Waouh. C'est le premier mot qui m'est venu à l'esprit au sortir de la séance de Little Men. Waouh parce que ça faisait belle lurette qu'un film étiqueté "Coming-of-Age " ne m'avait plus autant désarçonné.
D'emblée, ce qui frappe, c'est le sens de l'observation du réalisateur. Ce dernier, médecin légiste émérite des relations humaines, dissèque avec brio le corps d'une amitié adolescente sclérosée par les turpitudes du monde des adultes à portée de fusil.

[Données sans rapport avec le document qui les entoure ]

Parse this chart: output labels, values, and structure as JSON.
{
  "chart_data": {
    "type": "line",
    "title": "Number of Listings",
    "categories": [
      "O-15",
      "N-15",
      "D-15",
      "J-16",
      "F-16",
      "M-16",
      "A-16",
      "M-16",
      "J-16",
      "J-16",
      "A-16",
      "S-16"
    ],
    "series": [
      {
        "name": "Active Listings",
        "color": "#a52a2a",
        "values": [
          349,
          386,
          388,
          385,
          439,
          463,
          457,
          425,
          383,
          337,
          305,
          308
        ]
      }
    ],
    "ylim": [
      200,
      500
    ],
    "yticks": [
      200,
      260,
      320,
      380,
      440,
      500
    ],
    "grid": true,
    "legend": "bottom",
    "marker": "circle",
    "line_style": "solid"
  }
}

Posant les jalons de son cinéma dans une Grosse Pomme en pleine mutation économique, Ira Sachs sublime et poétise les artères d'une ville déjà maintes et maintes fois chantée (Woody, on te salue). Ici chaque image de pellicule distille une retenue et une délicatesse désarmantes, ici chaque dialogue est finement pesé et mesuré. L’homéostasie cinématographique est maintenue par l’infini tact de la B.O de Dickon Hinchliffe (Tindersticks). Tout ça ressemble un peu à cette très jolie fille, votre béguin de l'année, qui cherche à vous éconduire de sa voix à peine audible tout en essayant de ne pas heurter votre sensibilité. Sourire contrit. Il est de ces douceurs qui vous détruisent.
Mais là où Ira Sachs se démarque d'un Richard Linklater par exemple, c'est dans la finition. Quand Linklater fera le choix de l'optimisme léger, Sachs optera plutôt pour la vision douce-amère. Ce qui permet à Little Men de bénéficier d'une des plus belles fins qu'il m'ait été donné de voir.